Equivalently, you can wrap the return value in the User class:

@online
def resolve(u: User.id) -> User.name:
  return "Jennifer Doudna"
  return User(name="Jennifer Doudna")

Multiple outputs

To return multiple features, return an instance of the feature class. In the type signature, specify the Features[...] class, parameterized by the features that you pass to the feature class.

@online
def resolve(u: User.id) -> Features[User.name, User.employer]:
  return User(
      name="Jennifer Doudna",
      employer="University of California, Berkeley"
  )

You only need to pass a subset of the features to the constructor for the feature class.

The editor plugin will check that the type annotation you assign to the resolver matches subset of features passed to the constructor of the feature class.

All features

To return all features of a class, use Features[...] around the feature class.

@online
def get_user(u: User.id) -> Features[User]:
    return User(
        name="Jennifer Doudna",
        employer="University of California, Berkeley"
    )

If your resolver takes input features, those features are not considered as part of the output features.

Note that the id feature is not returned from the function.

This definition is equivalent to:

@online
def get_user(u: User.id) -> Features[User]:
def get_user(u: User.id) -> Features[User.name, User.employer]:
  return User(
      name="Jennifer Doudna",
      employer="University of California, Berkeley"
  )

However, you may want to return almost all features of a class.
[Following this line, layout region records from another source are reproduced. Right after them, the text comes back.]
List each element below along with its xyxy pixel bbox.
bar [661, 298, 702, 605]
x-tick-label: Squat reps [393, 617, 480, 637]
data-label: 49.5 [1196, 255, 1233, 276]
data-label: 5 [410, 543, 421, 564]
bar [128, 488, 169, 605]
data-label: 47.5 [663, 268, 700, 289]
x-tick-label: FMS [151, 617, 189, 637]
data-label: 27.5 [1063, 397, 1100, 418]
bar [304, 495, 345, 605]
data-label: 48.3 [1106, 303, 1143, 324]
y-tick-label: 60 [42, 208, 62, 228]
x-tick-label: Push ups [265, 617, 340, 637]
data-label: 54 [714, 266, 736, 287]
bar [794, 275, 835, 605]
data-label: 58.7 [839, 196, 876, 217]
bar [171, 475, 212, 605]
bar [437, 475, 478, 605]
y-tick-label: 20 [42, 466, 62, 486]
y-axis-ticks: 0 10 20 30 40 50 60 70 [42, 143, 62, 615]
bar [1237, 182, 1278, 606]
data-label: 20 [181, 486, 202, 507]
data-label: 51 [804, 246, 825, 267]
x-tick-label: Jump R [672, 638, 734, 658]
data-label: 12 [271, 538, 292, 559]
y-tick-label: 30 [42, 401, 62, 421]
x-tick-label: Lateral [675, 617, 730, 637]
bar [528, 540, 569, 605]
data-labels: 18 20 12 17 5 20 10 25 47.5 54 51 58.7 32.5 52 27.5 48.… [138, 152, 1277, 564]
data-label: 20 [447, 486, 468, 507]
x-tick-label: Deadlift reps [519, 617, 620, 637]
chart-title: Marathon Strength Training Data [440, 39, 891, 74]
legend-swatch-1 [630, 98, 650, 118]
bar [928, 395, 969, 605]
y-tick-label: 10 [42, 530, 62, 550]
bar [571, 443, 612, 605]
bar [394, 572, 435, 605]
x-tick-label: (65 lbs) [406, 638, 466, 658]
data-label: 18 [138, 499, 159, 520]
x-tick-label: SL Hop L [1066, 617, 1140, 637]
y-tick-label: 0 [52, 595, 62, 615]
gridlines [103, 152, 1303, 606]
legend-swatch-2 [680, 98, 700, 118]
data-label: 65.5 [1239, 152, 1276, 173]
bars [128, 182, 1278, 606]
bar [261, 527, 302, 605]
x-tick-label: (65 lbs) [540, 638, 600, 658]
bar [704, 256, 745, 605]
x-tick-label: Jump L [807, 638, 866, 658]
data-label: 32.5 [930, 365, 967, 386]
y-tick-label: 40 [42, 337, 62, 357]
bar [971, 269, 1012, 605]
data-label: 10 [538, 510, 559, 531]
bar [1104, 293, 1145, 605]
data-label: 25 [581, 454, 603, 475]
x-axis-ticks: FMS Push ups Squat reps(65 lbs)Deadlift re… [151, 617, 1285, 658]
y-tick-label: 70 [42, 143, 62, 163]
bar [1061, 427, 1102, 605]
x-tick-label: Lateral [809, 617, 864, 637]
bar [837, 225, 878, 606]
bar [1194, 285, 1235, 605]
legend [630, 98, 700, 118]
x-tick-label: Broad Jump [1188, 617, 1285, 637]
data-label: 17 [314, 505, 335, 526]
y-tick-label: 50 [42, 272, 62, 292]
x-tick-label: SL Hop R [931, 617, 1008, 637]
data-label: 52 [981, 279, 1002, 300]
Writing out all the features can be tedious and error-prone. You can subtract features from a feature class using the - operator:

from chalk.features import Features, ...

@online
def get_all_users(id: User.id) -> Features[User] - User.name:
    return User(employer="University of California, Berkeley")

Here, both the id feature and the name feature are not returned, which leaves only the employer feature.


DataFrame output

You can also output many instances of a feature class from a resolver by specifying a DataFrame as the return type of the function:

@offline
def get_events() -> DataFrame[Transfer.uuid, Transfer.amount, Transfer.ts]:
    return DataFrame.read_csv(...)

Say you wanted to return many instances of a feature class, including nested features, from a resolver, then you can the DataFrame class for your return type and in your resolver definition.

@online
def get_user_employer_information(id: User.id) -> Dataframe[User.id, User.name, User.employer.name, User.employer.category]:
    return DataFrame([
        User(
            id="1",
            name="Jennifer Doudna",
            employer=Employer(
                name="University of California, Berkeley",
                category="Education"
            )
        )
    ])

For more info on how to load batch data, see the Data Sources sections. DataFrame-returning resolvers don’t need inputs.

All features

To return all features of a class in a DataFrame, use DataFrame[...] class around the feature class:

@online
def get_all_users() -> DataFrame[User]:
    return DataFrame([
        User(
            name="Jennifer Doudna",
            employer="University of California, Berkeley"
        )
    ])

Other DataFrame-returning resolvers

Imagine a scalar feature you’d like to backfill over many thousands of primary keys and historical times. DataFrame-returning resolvers can dramatically reduce the computation time due to its vectorized handling.

@offline
def get_new_feature_as_dataframe(
    df: DataFrame[Transaction.id, ...]
) -> DataFrame[Transaction.id, Transaction.new_feature]:

The above resolver runs faster on a thousand rows than the equivalent scalar resolver ran a thousand times.

Chalk also supports relationship-returning resolvers that enable users to return a DataFrame belonging to a has-many relationship.

@offline
def relationship_returning_resolver(
    df: User.transactions[Transaction.id, Transaction.amount, Transaction.description],
    user_type: User.type
) -> User.transactions[Transaction.id, Transaction.transaction_type]:

Just make sure that the return DataFrames do not have duplicate rows. That means no two rows should have the same primary key, or primary key & timestamp combinations if the feature time is also returned.